Оставшиеся несколько дней Рома продолжал петь, но меня это нисколько не раздражало. Иногда я даже ему подвывала, на что Адажио сказал:

— Ну ты, Марьянка, какая молодец, замечательная хозяйка — и кормишь вкусно, и кладешь на тарелку помногу, а главное — не кричишь на меня, как те, другие, что я песни пою. Но петь, ты меня извини, не умеешь… Так что помолчи лучше и послушай: «Ты мне большы не дзвани-и-и и ни трать напрасно врем-мя!»

Василика-медвежонок

Пасха у нас здесь, на границе трех государств — Украины, Румынии и Молдовы, а в недавнем прошлом еще и России и Австро-Венгрии, — всегда была главным праздником года.

Все государственные праздники местные коренные жители называли словом «иньтябрские». О ноябрьском революционном празднике, или о майских днях солидарности трудящихся, или о дне рождения комсомола, или еще там говорили: «Та рази ж то святА?» (То есть праздники.) «То ж иньтябрские!»

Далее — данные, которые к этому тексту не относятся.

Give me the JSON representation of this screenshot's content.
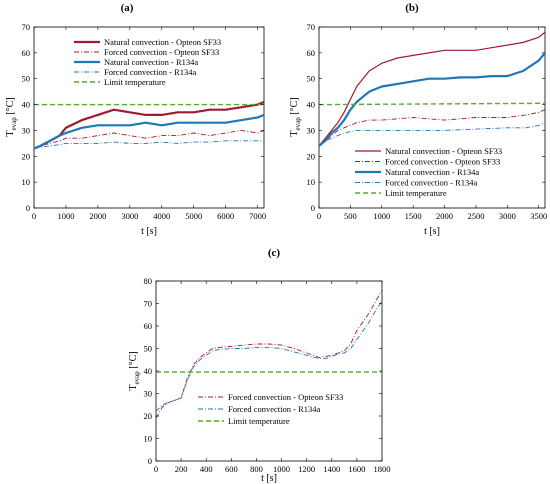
{
  "colors": {
    "natural_opteon": "#9e1b32",
    "forced_opteon": "#9e1b32",
    "natural_r134a": "#1f77b4",
    "forced_r134a": "#1f77b4",
    "limit": "#5aa832"
  },
  "chart_data": [
    {
      "type": "line",
      "panel_label": "(a)",
      "xlabel": "t [s]",
      "ylabel_main": "T",
      "ylabel_sub": "evap",
      "ylabel_unit": " [°C]",
      "xlim": [
        0,
        7200
      ],
      "ylim": [
        0,
        70
      ],
      "xticks": [
        0,
        1000,
        2000,
        3000,
        4000,
        5000,
        6000,
        7000
      ],
      "yticks": [
        0,
        10,
        20,
        30,
        40,
        50,
        60,
        70
      ],
      "legend_position": "top-left",
      "series": [
        {
          "name": "Natural convection - Opteon SF33",
          "style": "natural_opteon",
          "x": [
            0,
            200,
            500,
            800,
            1000,
            1500,
            2000,
            2500,
            3000,
            3500,
            4000,
            4500,
            5000,
            5500,
            6000,
            6500,
            7000,
            7200
          ],
          "y": [
            23,
            24,
            26,
            28,
            31,
            34,
            36,
            38,
            37,
            36,
            36,
            37,
            37,
            38,
            38,
            39,
            40,
            41
          ]
        },
        {
          "name": "Forced convection - Opteon SF33",
          "style": "forced_opteon",
          "x": [
            0,
            200,
            500,
            800,
            1000,
            1500,
            2000,
            2500,
            3000,
            3500,
            4000,
            4500,
            5000,
            5500,
            6000,
            6500,
            7000,
            7200
          ],
          "y": [
            23,
            24,
            25,
            26,
            27,
            27,
            28,
            29,
            28,
            27,
            28,
            28,
            29,
            28,
            29,
            30,
            29,
            30
          ]
        },
        {
          "name": "Natural convection - R134a",
          "style": "natural_r134a",
          "x": [
            0,
            200,
            500,
            800,
            1000,
            1500,
            2000,
            2500,
            3000,
            3500,
            4000,
            4500,
            5000,
            5500,
            6000,
            6500,
            7000,
            7200
          ],
          "y": [
            23,
            24,
            26,
            28,
            29,
            31,
            32,
            32,
            32,
            33,
            32,
            33,
            33,
            33,
            33,
            34,
            35,
            36
          ]
        },
        {
          "name": "Forced convection - R134a",
          "style": "forced_r134a",
          "x": [
            0,
            200,
            500,
            800,
            1000,
            1500,
            2000,
            2500,
            3000,
            3500,
            4000,
            4500,
            5000,
            5500,
            6000,
            6500,
            7000,
            7200
          ],
          "y": [
            23,
            23.5,
            24,
            24.5,
            25,
            25,
            25,
            25.5,
            25,
            25,
            25.5,
            25,
            25.5,
            25.5,
            26,
            26,
            26,
            26
          ]
        },
        {
          "name": "Limit temperature",
          "style": "limit",
          "x": [
            0,
            7200
          ],
          "y": [
            40,
            40
          ]
        }
      ]
    },
    {
      "type": "line",
      "panel_label": "(b)",
      "xlabel": "t [s]",
      "ylabel_main": "T",
      "ylabel_sub": "evap",
      "ylabel_unit": " [°C]",
      "xlim": [
        0,
        3600
      ],
      "ylim": [
        0,
        70
      ],
      "xticks": [
        0,
        500,
        1000,
        1500,
        2000,
        2500,
        3000,
        3500
      ],
      "yticks": [
        0,
        10,
        20,
        30,
        40,
        50,
        60,
        70
      ],
      "legend_position": "bottom-left",
      "series": [
        {
          "name": "Natural convection - Opteon SF33",
          "style": "natural_opteon_thin",
          "x": [
            0,
            100,
            200,
            300,
            400,
            500,
            600,
            700,
            800,
            1000,
            1250,
            1500,
            1750,
            2000,
            2250,
            2500,
            2750,
            3000,
            3250,
            3500,
            3600
          ],
          "y": [
            24,
            27,
            30,
            33,
            37,
            42,
            47,
            50,
            53,
            56,
            58,
            59,
            60,
            61,
            61,
            61,
            62,
            63,
            64,
            66,
            68
          ]
        },
        {
          "name": "Forced convection - Opteon SF33",
          "style": "forced_opteon",
          "x": [
            0,
            100,
            200,
            300,
            400,
            500,
            600,
            800,
            1000,
            1500,
            2000,
            2500,
            3000,
            3300,
            3500,
            3600
          ],
          "y": [
            24,
            26,
            28,
            30,
            31,
            32,
            33,
            34,
            34,
            35,
            34,
            35,
            35,
            36,
            37,
            38
          ]
        },
        {
          "name": "Natural convection - R134a",
          "style": "natural_r134a",
          "x": [
            0,
            100,
            200,
            300,
            400,
            500,
            600,
            700,
            800,
            1000,
            1250,
            1500,
            1750,
            2000,
            2250,
            2500,
            2750,
            3000,
            3250,
            3500,
            3600
          ],
          "y": [
            24,
            26,
            29,
            31,
            34,
            38,
            41,
            43,
            45,
            47,
            48,
            49,
            50,
            50,
            50.5,
            50.5,
            51,
            51,
            53,
            57,
            60
          ]
        },
        {
          "name": "Forced convection - R134a",
          "style": "forced_r134a",
          "x": [
            0,
            100,
            200,
            300,
            400,
            500,
            600,
            800,
            1000,
            1500,
            2000,
            2500,
            3000,
            3300,
            3500,
            3600
          ],
          "y": [
            24,
            26,
            27,
            28,
            29,
            29.5,
            30,
            30,
            30,
            30,
            30,
            30.5,
            31,
            31,
            32,
            33
          ]
        },
        {
          "name": "Limit temperature",
          "style": "limit",
          "x": [
            0,
            3600
          ],
          "y": [
            40,
            40.5
          ]
        }
      ]
    },
    {
      "type": "line",
      "panel_label": "(c)",
      "xlabel": "t [s]",
      "ylabel_main": "T",
      "ylabel_sub": "evap",
      "ylabel_unit": " [°C]",
      "xlim": [
        0,
        1800
      ],
      "ylim": [
        0,
        80
      ],
      "xticks": [
        0,
        200,
        400,
        600,
        800,
        1000,
        1200,
        1400,
        1600,
        1800
      ],
      "yticks": [
        0,
        10,
        20,
        30,
        40,
        50,
        60,
        70,
        80
      ],
      "legend_position": "bottom-left",
      "series": [
        {
          "name": "Forced convection - Opteon SF33",
          "style": "forced_opteon",
          "x": [
            0,
            50,
            100,
            150,
            200,
            250,
            300,
            350,
            400,
            450,
            500,
            600,
            700,
            800,
            900,
            1000,
            1100,
            1200,
            1300,
            1350,
            1400,
            1450,
            1500,
            1550,
            1600,
            1650,
            1700,
            1750,
            1800
          ],
          "y": [
            19,
            24,
            26,
            27,
            28,
            37,
            43,
            46,
            48,
            50,
            50.5,
            51,
            51.5,
            52,
            52,
            51.5,
            50,
            48,
            46,
            46.5,
            47,
            48,
            49,
            52,
            58,
            62,
            66,
            71,
            76
          ]
        },
        {
          "name": "Forced convection - R134a",
          "style": "forced_r134a",
          "x": [
            0,
            50,
            100,
            150,
            200,
            250,
            300,
            350,
            400,
            450,
            500,
            600,
            700,
            800,
            900,
            1000,
            1100,
            1200,
            1300,
            1350,
            1400,
            1450,
            1500,
            1550,
            1600,
            1650,
            1700,
            1750,
            1800
          ],
          "y": [
            22,
            25,
            26,
            27,
            28,
            36,
            42,
            45,
            47,
            49,
            49.5,
            50,
            50,
            50.5,
            50.5,
            50,
            48.5,
            47,
            45.5,
            45.5,
            46.5,
            47.5,
            48,
            50,
            54,
            58,
            62,
            67,
            71
          ]
        },
        {
          "name": "Limit temperature",
          "style": "limit",
          "x": [
            0,
            1800
          ],
          "y": [
            39.5,
            39.5
          ]
        }
      ]
    }
  ]
}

А вот Пасха — это да. Пасху ждали с трепетом, справляли от души, сохраняя и соблюдая все дедовские обычаи и традиции, сурово, нелицеприятно осуждая советские субботники или городские спортивные соревнования, назначенные на день Пасхи как жалкую альтернативу светлому празднику.

А сейчас-то и подавно. Готовятся задолго и тщательно. Пасха — временной ориентир, надежда, упование, цель и мечта. Начало новой жизни, возрождение.

К Пасхе делают ремонты домов, ставят новые заборы, чтоб красивее и выше, чем у соседей. Выбирают новые наряды и обувь, а дамы — красивые шарфы, платки или косынки. Детям к Пасхе дарят золотые крестики. Из Румынии везут ручной работы огромные пасхальные свечи, все в многоцветных блестках, цветах, потрясающие своей монументальной лепниной. Из Закарпатья везут корзиночки, корзинки, корзины, корзинищи. Дом и двор чистят до идеального блеска. Окна моют все одновременно, а потом бегают друг к другу издали поглядеть, не мутные ли стекла, нет ли разводов, и тихонько за постным скромным ужином ставят соседям оценки за уборку дворов, садов и огородов по пятибалльной системе. К чистому четвергу все уже готово и замирает, потому что здесь чистый четверг длится чуть ли не месяц, а то и два. Потом страстная пятница, и в этот день люди почти совсем не едят, только кормят детей и домашних животных и купают в этот день маленьких девочек, моют им волосы отваром из любыстка. И как будто сама природа уже подготовилась вместе с людьми — небо обычно ясное, не хмурится, деревья, травы в нарядном, но пока еще скромном, нежно-салатовом.